Department of Gynecological Oncology, Vali-e-Asr Hospital, Tehran University of Medical Sciences, Tehran, Iran.
Int J Gynaecol Obstet. 2012 Jan;116(1):39-42. doi: 10.1016/j.ijgo.2011.08.003. Epub 2011 Oct 11.
To determine the effectiveness of 2 standard chemotherapy regimens for low-risk gestational trophoblastic disease according to the International Federation of Gynecology and Obstetrics (FIGO) staging system.
From 2008 until 2010, 75 women with low-risk gestational trophoblastic disease received either pulsed actinomycin D (n=50) or 5-day methotrexate (n=25). The primary remission rate, the duration of treatment, the number of treatment courses, and the adverse effects were compared.
The complete remission rates were 90% for the actinomycin D group and 68% for the methotrexate group (P=0.018). The mean number of chemotherapy courses administered to achieve complete remission (including courses of second-line therapy) was 3.1 in the methotrexate group and 5.3 in the actinomycin D group (P=0.01). No major adverse effects were experienced in either treatment group and there were no significant differences in terms of adverse effects. Second-line chemotherapy was indicated for 11 patients.

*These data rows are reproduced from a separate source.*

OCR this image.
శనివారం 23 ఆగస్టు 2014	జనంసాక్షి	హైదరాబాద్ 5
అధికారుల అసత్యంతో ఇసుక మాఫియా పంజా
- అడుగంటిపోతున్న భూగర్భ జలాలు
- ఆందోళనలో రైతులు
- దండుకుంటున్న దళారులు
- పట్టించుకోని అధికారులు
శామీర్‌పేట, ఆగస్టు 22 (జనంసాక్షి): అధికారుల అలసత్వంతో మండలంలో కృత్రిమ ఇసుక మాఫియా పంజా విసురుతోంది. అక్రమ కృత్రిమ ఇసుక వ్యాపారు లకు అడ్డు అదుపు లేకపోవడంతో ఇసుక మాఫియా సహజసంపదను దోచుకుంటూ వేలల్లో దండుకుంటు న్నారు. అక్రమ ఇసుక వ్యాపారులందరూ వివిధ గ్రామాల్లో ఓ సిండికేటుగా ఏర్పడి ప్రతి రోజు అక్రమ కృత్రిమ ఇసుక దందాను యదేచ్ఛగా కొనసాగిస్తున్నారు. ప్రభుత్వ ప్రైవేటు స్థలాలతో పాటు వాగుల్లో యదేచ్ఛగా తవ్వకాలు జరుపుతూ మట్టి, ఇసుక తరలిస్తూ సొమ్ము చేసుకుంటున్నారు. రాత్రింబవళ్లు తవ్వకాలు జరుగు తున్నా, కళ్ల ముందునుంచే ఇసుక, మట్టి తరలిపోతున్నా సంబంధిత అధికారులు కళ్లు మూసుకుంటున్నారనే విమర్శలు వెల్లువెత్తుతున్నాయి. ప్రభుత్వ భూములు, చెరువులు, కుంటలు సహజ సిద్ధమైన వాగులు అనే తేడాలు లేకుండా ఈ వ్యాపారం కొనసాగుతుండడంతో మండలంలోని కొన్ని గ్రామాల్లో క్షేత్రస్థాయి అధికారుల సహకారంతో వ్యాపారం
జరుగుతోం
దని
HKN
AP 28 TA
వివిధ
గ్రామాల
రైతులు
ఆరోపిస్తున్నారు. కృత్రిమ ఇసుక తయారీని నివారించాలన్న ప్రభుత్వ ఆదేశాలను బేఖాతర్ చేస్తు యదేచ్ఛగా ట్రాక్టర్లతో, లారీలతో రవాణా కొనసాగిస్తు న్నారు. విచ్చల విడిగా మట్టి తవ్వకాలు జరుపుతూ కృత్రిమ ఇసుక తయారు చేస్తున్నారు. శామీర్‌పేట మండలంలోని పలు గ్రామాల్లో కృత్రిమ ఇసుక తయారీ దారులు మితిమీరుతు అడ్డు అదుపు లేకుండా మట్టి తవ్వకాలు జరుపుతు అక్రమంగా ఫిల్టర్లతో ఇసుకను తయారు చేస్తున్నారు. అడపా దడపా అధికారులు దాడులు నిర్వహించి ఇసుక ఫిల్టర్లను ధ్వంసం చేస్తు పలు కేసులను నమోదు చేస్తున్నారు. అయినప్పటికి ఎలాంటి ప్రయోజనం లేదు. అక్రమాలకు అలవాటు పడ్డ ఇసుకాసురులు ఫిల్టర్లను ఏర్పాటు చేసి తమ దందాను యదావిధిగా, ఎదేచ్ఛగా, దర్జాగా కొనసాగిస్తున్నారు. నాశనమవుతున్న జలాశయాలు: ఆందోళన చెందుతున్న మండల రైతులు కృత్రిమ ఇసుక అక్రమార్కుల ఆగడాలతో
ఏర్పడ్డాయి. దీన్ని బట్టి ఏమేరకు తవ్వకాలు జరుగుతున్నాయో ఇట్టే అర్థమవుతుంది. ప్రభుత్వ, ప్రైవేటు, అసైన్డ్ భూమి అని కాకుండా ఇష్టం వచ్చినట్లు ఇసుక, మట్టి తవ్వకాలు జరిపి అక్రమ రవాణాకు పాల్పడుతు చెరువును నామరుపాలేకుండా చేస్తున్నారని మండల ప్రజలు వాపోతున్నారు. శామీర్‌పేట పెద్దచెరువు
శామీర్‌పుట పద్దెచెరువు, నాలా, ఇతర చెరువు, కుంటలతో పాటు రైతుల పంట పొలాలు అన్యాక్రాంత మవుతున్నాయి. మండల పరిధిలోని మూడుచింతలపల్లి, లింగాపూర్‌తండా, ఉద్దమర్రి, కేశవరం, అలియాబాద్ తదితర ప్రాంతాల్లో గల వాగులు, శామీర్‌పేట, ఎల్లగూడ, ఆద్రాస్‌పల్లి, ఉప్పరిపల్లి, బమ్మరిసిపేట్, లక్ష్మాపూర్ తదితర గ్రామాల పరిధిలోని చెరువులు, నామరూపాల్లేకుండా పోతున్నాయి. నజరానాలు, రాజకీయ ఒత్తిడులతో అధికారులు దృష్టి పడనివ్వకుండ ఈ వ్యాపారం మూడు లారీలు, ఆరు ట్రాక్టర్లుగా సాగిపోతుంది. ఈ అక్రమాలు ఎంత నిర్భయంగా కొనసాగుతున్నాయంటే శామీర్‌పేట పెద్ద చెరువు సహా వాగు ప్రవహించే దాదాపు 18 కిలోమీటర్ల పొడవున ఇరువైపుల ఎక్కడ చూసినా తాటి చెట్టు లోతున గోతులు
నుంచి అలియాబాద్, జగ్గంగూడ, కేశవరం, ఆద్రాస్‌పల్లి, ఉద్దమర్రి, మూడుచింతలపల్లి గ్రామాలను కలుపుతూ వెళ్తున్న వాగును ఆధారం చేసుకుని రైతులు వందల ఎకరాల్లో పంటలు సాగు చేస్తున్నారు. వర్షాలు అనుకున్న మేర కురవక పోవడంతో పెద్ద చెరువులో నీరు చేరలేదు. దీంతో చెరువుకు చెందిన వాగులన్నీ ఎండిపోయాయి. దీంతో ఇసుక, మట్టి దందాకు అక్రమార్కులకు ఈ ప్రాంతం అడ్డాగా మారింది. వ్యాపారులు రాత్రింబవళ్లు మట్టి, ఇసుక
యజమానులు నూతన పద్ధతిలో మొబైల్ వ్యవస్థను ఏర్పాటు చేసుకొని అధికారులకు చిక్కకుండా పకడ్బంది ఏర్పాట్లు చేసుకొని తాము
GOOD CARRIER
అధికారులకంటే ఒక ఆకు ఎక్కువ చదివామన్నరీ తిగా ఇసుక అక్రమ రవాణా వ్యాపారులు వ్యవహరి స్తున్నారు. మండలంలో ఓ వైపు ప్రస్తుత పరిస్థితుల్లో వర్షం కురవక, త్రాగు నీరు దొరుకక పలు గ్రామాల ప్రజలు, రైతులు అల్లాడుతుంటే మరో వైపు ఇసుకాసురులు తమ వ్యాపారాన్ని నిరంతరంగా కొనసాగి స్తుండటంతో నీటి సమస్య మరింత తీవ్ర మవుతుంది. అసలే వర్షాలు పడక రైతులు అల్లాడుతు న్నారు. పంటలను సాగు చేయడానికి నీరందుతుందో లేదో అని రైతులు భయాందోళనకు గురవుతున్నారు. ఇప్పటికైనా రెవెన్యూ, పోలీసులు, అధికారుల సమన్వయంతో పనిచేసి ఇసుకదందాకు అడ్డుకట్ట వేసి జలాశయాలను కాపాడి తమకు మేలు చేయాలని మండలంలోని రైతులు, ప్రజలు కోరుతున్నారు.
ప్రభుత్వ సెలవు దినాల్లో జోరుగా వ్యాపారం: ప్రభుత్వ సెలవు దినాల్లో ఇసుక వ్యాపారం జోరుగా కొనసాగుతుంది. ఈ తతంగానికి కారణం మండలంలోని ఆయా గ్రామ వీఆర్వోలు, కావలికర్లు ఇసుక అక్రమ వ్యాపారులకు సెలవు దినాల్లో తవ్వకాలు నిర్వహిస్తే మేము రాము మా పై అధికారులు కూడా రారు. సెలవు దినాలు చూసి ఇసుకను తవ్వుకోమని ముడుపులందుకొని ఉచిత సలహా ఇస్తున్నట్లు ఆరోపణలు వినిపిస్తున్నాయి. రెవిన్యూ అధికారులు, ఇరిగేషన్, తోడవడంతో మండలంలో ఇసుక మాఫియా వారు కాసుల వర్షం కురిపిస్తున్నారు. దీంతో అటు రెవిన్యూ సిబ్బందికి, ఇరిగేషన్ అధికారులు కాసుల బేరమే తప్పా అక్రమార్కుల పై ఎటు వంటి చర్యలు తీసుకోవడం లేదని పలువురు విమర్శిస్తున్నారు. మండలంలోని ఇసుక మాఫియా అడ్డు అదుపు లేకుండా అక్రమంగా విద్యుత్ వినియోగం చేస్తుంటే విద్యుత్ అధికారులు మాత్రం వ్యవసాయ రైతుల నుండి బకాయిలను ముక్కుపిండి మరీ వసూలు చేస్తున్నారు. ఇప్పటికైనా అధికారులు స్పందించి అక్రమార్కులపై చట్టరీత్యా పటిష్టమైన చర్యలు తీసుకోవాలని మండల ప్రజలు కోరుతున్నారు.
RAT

Based on the present study, pulsed actinomycin D seems to be an appropriate first-line treatment for patients with low-risk gestational trophoblastic disease.
根据国际妇产科联合会(FIGO)分期系统,确定 2 种标准化疗方案治疗低危妊娠滋养细胞疾病的疗效。
2008 年至 2010 年,75 例低危妊娠滋养细胞疾病患者接受了脉冲放线菌素 D(n=50)或 5 天甲氨蝶呤(n=25)治疗。比较了主要缓解率、治疗持续时间、治疗疗程数和不良反应。
放线菌素 D 组完全缓解率为 90%,甲氨蝶呤组为 68%(P=0.018)。达到完全缓解(包括二线治疗疗程)所需的平均化疗疗程数,甲氨蝶呤组为 3.1 个,放线菌素 D 组为 5.3 个(P=0.01)。两组均未出现严重不良反应,且不良反应无显著差异。11 例患者需要二线化疗。
根据本研究,脉冲放线菌素 D 似乎是低危妊娠滋养细胞疾病患者的一种合适的一线治疗方法。